Monday, November 16, 2009

Greed and Fear

I was just looking over a list of the cities where the highest percentage of homes was "under water," i.e., the mortgage is higher than the house is worth. 
And a light went on in my head.
I used to manage money.  I heard people throw around the words "greed and fear" almost every day.  When markets were expensive, EVERYBODY wanted to buy.  When they crashed, you couldn't give stock away.
So, back to mortgages, more than half of the people in these cities owe more on their houses than they can get from a buyer.
  • Bakersfield, CA
  • Riverside, CA
  • Fort Meyers, FL
  • Fairfield, CA
  • Orlando, FL
  • Reno, NV
  • Port St. Lucie, FL
  • Phoenix, AZ
  • Stockton, CA
  • Modesto, CA
  • Merced, CA
  • Las Vegas, NV
That's over 1.8 million households, with houses worth about what they were sometime between 1998 and 2003.  Some of these people had to buy their homes for a new job, etc.  But most, I imagine, saw housing prices go straight up during that period and bought or refinanced, thinking they could make money when they sold.  Now, unfortunately, the majority of people in these cities are on the "fear" side of "greed and fear."
The return on investment for investors in the stock and real estate market, over the long term, is very similar.  Apparently, so is the motivation to buy.  We know, as investors, we should strive to "buy low and sell high," or as Warren Buffett says, "Be greedy when others are fearful: be fearful when others are greedy."  But that's not what we do.
Back to the stock market, you may have noticed it's going up.  A lot.  Let's take a look at that for a moment.
First of all, it's up about 50% from its low.  It came down 50% from its high.  So, does that mean we're back where we started?  Far from it.
Since we're near Thanksgiving, let's use the example of pie.  If we put a pie on the table, and the kids eat half of it, it's easy to visualize what's left: half a pie.  If we increase that half a pie by 50%, we add a quarter of a pie.  We've got 3/4 of a pie, or 25% less than the full pie that we put on the table.
So, if the market is down 25% from its high, does that mean that it's cheap?
If we look at history, the average price investors pay for every dollar the S&P 500 earns is $15.82.  Right now, you'll pay about $21 for next year's earnings.  At the market low, you'd have paid under $11.  So, it's more expensive than its average price, but that's not surprising, since it's roared back over 50% from last March.  Does that make you feel greedy (I've got to get in before I miss the boat) or fearful (I should have bought when it was down, and now it's probably due for a correction).

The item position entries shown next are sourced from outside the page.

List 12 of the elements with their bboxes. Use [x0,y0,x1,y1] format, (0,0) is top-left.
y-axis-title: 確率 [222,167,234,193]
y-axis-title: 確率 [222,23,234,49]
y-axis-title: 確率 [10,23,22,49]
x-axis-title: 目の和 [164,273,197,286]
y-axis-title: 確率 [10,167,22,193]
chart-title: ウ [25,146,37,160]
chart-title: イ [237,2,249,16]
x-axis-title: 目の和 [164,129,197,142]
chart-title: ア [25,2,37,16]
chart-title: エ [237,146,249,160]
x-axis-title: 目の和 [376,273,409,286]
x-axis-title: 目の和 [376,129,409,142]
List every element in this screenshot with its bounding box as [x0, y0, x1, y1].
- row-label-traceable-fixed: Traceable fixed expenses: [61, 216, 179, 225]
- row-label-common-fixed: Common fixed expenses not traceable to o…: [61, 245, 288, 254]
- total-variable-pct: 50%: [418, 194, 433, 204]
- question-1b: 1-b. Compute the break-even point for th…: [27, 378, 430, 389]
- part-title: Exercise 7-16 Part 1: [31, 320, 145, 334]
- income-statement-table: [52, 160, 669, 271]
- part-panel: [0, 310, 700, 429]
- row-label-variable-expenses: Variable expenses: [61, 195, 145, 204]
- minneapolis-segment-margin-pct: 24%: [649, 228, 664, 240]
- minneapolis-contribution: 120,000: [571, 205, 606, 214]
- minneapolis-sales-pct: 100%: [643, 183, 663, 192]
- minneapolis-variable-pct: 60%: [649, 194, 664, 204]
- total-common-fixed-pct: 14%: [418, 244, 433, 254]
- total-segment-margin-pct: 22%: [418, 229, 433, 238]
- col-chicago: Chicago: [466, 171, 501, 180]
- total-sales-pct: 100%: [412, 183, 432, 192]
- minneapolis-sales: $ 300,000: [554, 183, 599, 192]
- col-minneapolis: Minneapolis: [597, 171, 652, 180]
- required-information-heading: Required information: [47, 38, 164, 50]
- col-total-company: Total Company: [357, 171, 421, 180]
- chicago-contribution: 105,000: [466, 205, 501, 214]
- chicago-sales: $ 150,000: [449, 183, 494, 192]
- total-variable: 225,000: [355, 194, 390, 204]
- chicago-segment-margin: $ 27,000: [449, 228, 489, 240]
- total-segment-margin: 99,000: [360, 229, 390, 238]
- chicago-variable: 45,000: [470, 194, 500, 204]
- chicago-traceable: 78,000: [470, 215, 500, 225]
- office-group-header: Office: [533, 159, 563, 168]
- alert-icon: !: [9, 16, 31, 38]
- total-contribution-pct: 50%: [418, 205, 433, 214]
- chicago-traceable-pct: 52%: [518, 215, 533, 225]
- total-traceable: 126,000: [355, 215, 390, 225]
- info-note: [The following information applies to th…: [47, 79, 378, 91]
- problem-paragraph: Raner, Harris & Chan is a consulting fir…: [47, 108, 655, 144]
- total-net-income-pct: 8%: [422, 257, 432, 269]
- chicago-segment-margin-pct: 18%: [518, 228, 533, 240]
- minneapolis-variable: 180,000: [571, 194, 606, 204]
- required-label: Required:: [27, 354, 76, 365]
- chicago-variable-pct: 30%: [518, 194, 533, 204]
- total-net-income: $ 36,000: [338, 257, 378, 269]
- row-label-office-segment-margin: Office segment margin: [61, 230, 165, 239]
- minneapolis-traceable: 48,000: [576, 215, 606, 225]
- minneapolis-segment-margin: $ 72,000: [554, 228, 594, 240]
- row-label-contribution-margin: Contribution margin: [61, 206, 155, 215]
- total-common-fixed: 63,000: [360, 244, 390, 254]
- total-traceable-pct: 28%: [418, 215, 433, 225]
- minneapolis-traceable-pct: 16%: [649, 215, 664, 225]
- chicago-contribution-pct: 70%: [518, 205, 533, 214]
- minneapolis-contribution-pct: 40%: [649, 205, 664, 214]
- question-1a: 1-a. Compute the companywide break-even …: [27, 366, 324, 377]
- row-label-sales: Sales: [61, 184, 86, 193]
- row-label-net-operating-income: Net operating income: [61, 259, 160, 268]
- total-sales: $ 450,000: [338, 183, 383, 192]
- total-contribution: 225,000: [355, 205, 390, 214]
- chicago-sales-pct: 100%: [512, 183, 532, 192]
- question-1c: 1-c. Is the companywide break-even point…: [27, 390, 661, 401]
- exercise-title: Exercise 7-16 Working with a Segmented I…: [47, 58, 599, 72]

The best way to feel, in my opinion is emotionless.  Being rational, rather than greedy or fearful, is the best strategy.  One very good strategy is to review your spending, put some money aside every month and invest it no matter where the market is, making sure, of course that what you invest is long term money.  That means you won't be using it for ten years or so.
This constant investing strategy is called "dollar cost averaging," and will result in you buying sometimes when the market is low, and sometimes when it's high.  Overall, you'll average out the peaks and valleys and invest rationally - for the long term.
Then you can leave greed and fear for the drama queens.